Öğrenciler okul çıkışlarında kendilerini kırlara vuruyor; topladıkları sarıçiğdem demetleriyle dönüyorlardı evlerine. Hatta benim güneş girmeyen odama bile öğrencilerim sayesinde demet demet çiğdem çiçeği girmişti. Açıkçası hava güzel olunca, benim de odama giresim gelmiyor. Günler iyice uzuyor, gece ve gündüzün uzunluğu eşitleniyordu.

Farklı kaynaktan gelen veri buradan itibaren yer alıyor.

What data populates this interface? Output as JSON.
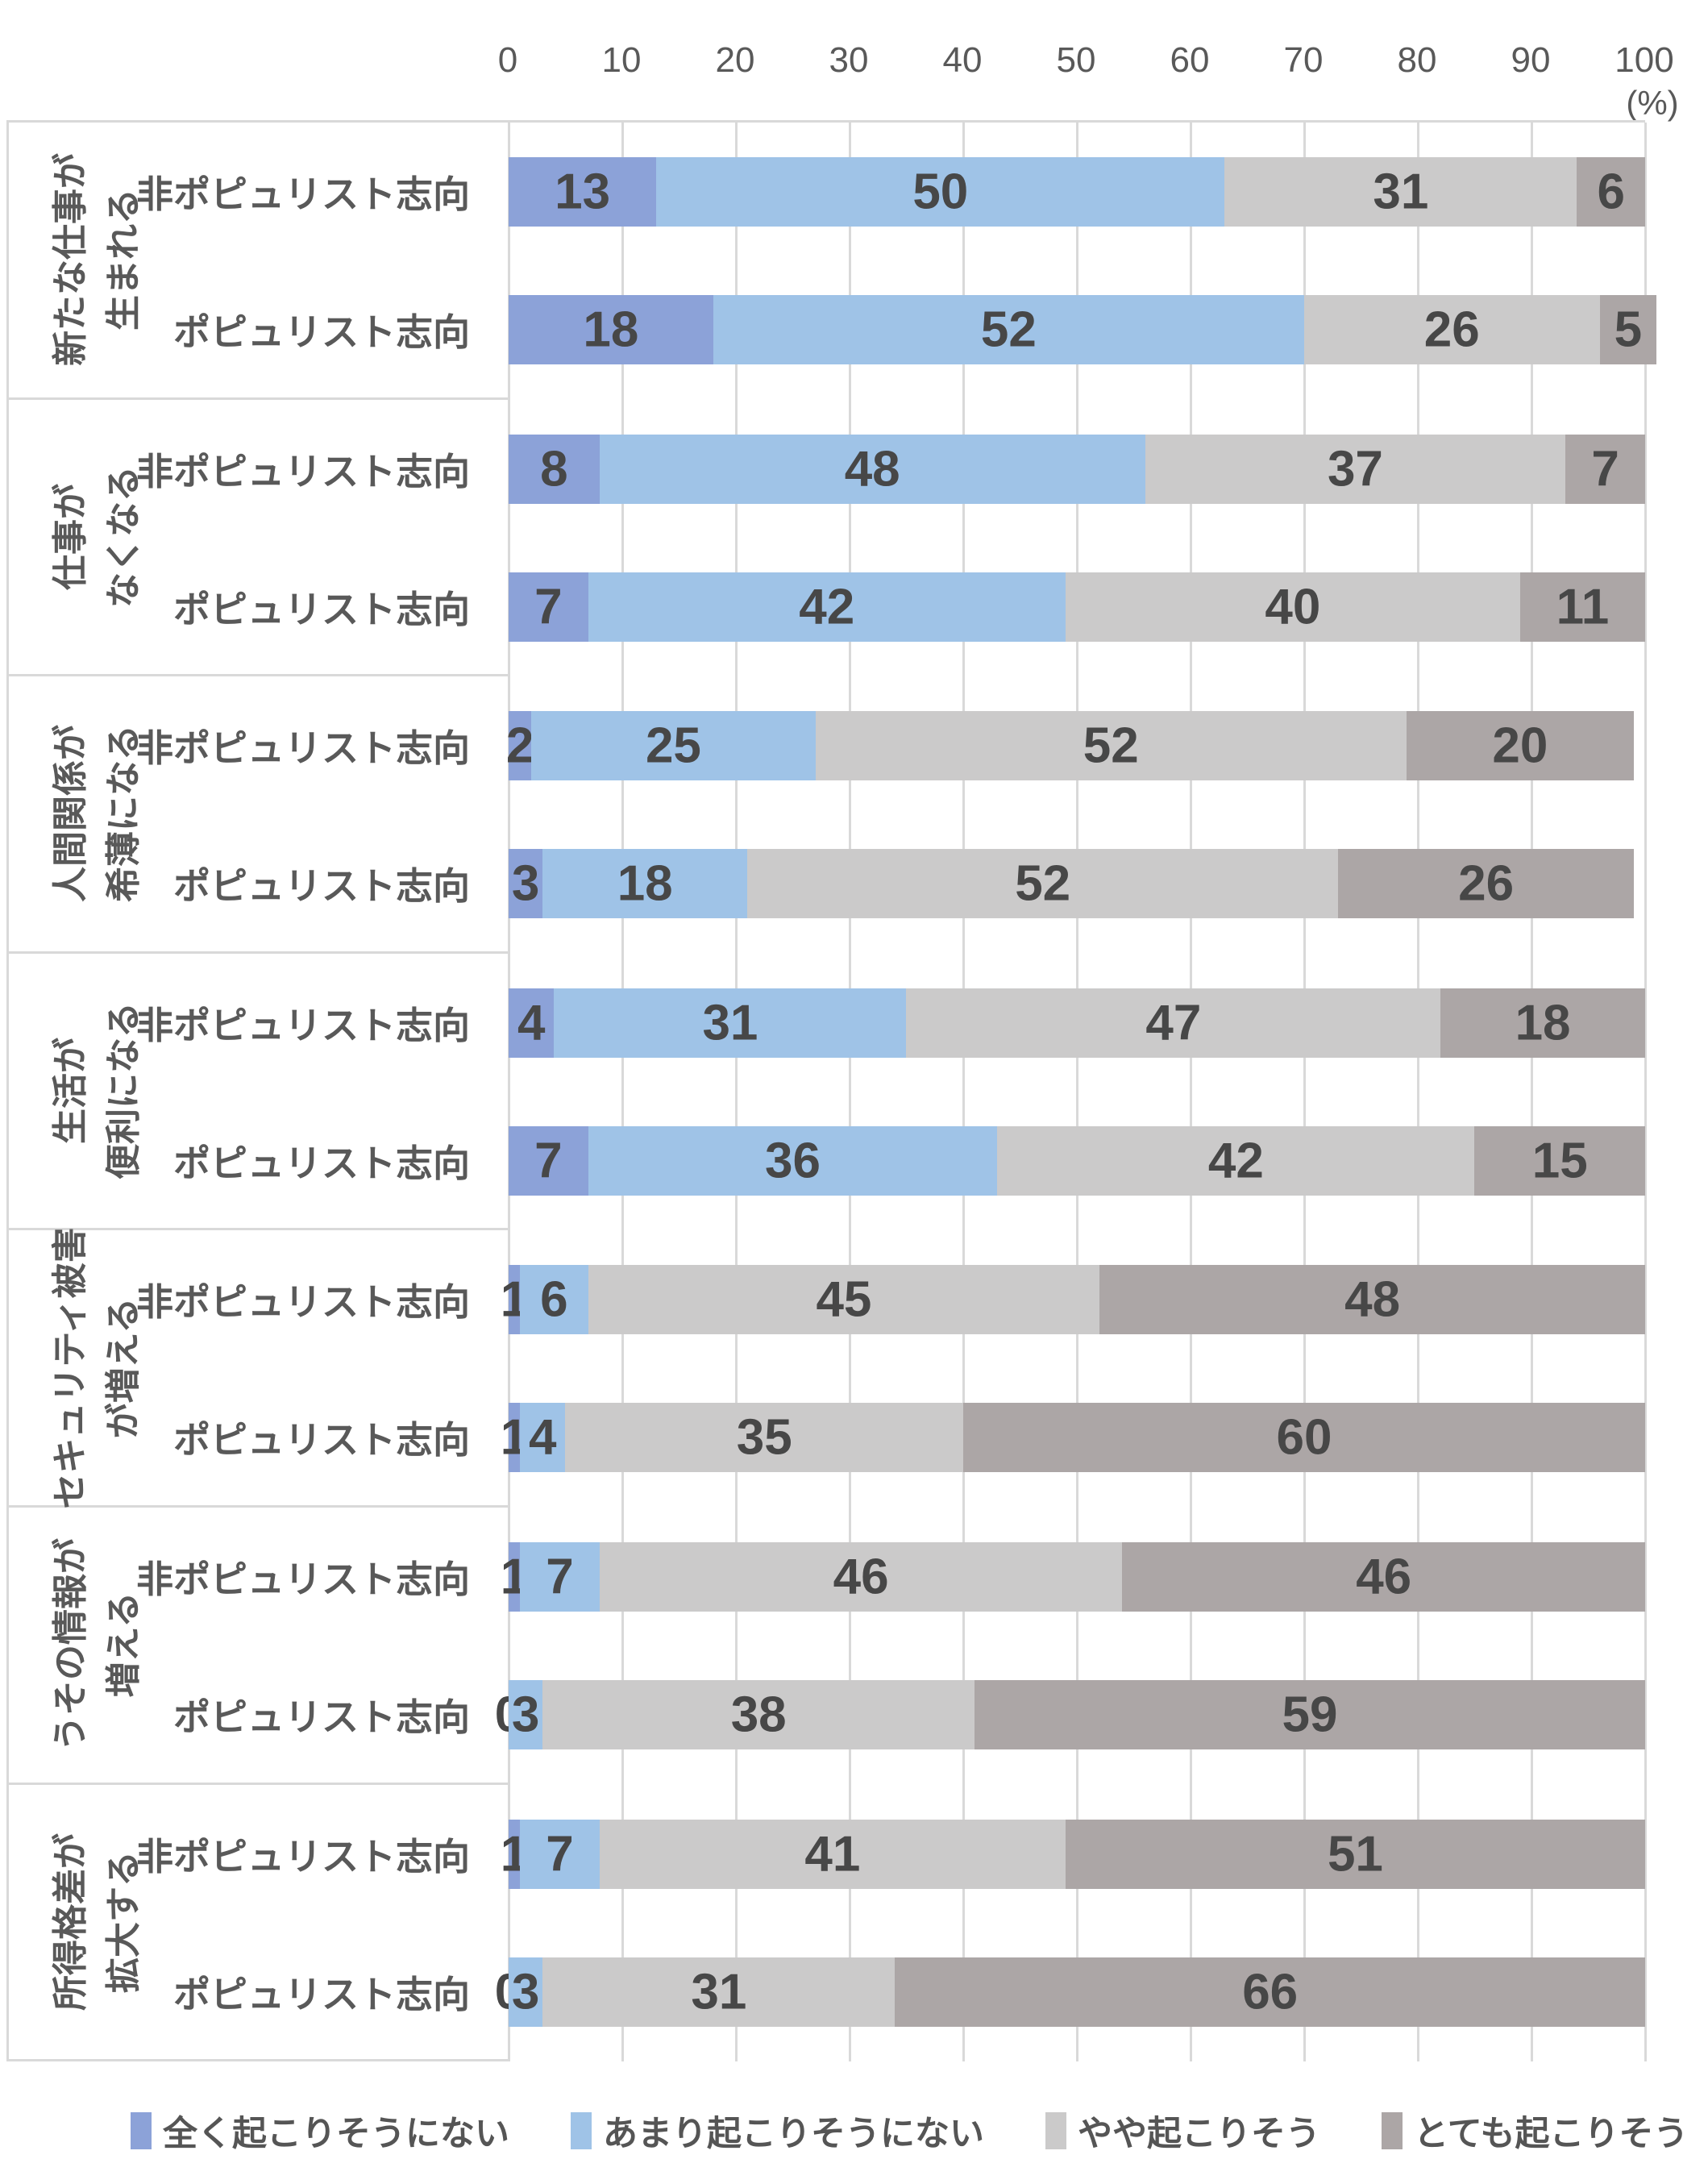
{
  "chart_data": {
    "type": "bar",
    "orientation": "horizontal",
    "stacked": true,
    "unit_label": "(%)",
    "x_ticks": [
      0,
      10,
      20,
      30,
      40,
      50,
      60,
      70,
      80,
      90,
      100
    ],
    "xlim": [
      0,
      100
    ],
    "grid": true,
    "legend_position": "bottom",
    "colors": {
      "gridline": "#d9d9d9",
      "tick_text": "#595959",
      "label_text": "#595959",
      "value_text": "#474747"
    },
    "series": [
      {
        "name": "全く起こりそうにない",
        "color": "#8ca2d8"
      },
      {
        "name": "あまり起こりそうにない",
        "color": "#9fc3e7"
      },
      {
        "name": "やや起こりそう",
        "color": "#cbcaca"
      },
      {
        "name": "とても起こりそう",
        "color": "#aca6a6"
      }
    ],
    "groups": [
      {
        "category_lines": [
          "新たな仕事が",
          "生まれる"
        ],
        "rows": [
          {
            "label": "非ポピュリスト志向",
            "values": [
              13,
              50,
              31,
              6
            ]
          },
          {
            "label": "ポピュリスト志向",
            "values": [
              18,
              52,
              26,
              5
            ]
          }
        ]
      },
      {
        "category_lines": [
          "仕事が",
          "なくなる"
        ],
        "rows": [
          {
            "label": "非ポピュリスト志向",
            "values": [
              8,
              48,
              37,
              7
            ]
          },
          {
            "label": "ポピュリスト志向",
            "values": [
              7,
              42,
              40,
              11
            ]
          }
        ]
      },
      {
        "category_lines": [
          "人間関係が",
          "希薄になる"
        ],
        "rows": [
          {
            "label": "非ポピュリスト志向",
            "values": [
              2,
              25,
              52,
              20
            ]
          },
          {
            "label": "ポピュリスト志向",
            "values": [
              3,
              18,
              52,
              26
            ]
          }
        ]
      },
      {
        "category_lines": [
          "生活が",
          "便利になる"
        ],
        "rows": [
          {
            "label": "非ポピュリスト志向",
            "values": [
              4,
              31,
              47,
              18
            ]
          },
          {
            "label": "ポピュリスト志向",
            "values": [
              7,
              36,
              42,
              15
            ]
          }
        ]
      },
      {
        "category_lines": [
          "セキュリティ被害",
          "が増える"
        ],
        "rows": [
          {
            "label": "非ポピュリスト志向",
            "values": [
              1,
              6,
              45,
              48
            ]
          },
          {
            "label": "ポピュリスト志向",
            "values": [
              1,
              4,
              35,
              60
            ]
          }
        ]
      },
      {
        "category_lines": [
          "うその情報が",
          "増える"
        ],
        "rows": [
          {
            "label": "非ポピュリスト志向",
            "values": [
              1,
              7,
              46,
              46
            ]
          },
          {
            "label": "ポピュリスト志向",
            "values": [
              0,
              3,
              38,
              59
            ]
          }
        ]
      },
      {
        "category_lines": [
          "所得格差が",
          "拡大する"
        ],
        "rows": [
          {
            "label": "非ポピュリスト志向",
            "values": [
              1,
              7,
              41,
              51
            ]
          },
          {
            "label": "ポピュリスト志向",
            "values": [
              0,
              3,
              31,
              66
            ]
          }
        ]
      }
    ]
  }
}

Zaman zaman okulun kuzeyindeki tepelere doğru çıkıyoruz Yusuf’la, Fikri öğretmenle. Bu kıraç tepelerin gerisinde, aşağıda bulunan düzlükler tamamen bağlık. Bağlar farklı türdeki meyve ağaçlarıyla donatılı. Bu bağların, köy için önemli bir gelir kaynağı olduğunu söylüyor Yusuf. Bağ bozumu mevsiminde taşradan gelen üzüm tüccarları, üzümleri bağda satın alıp kamyon kamyon taşıyorlarmış. Köyün üretime dayalı geçiminin önemli bir bölümünü tarım ve hayvancılık dışında bağcılığın da önemli bir yer tuttuğunu gözlemliyoruz.

Havalar güzel olunca öğrencileri de sınıflarda tutmak zor artık. O nedenle tarım-iş, beden eğitimi hatta resim-iş derslerini bile dışarıda, okul bahçesinde ya da bahçe dışında açık havada yapıyoruz.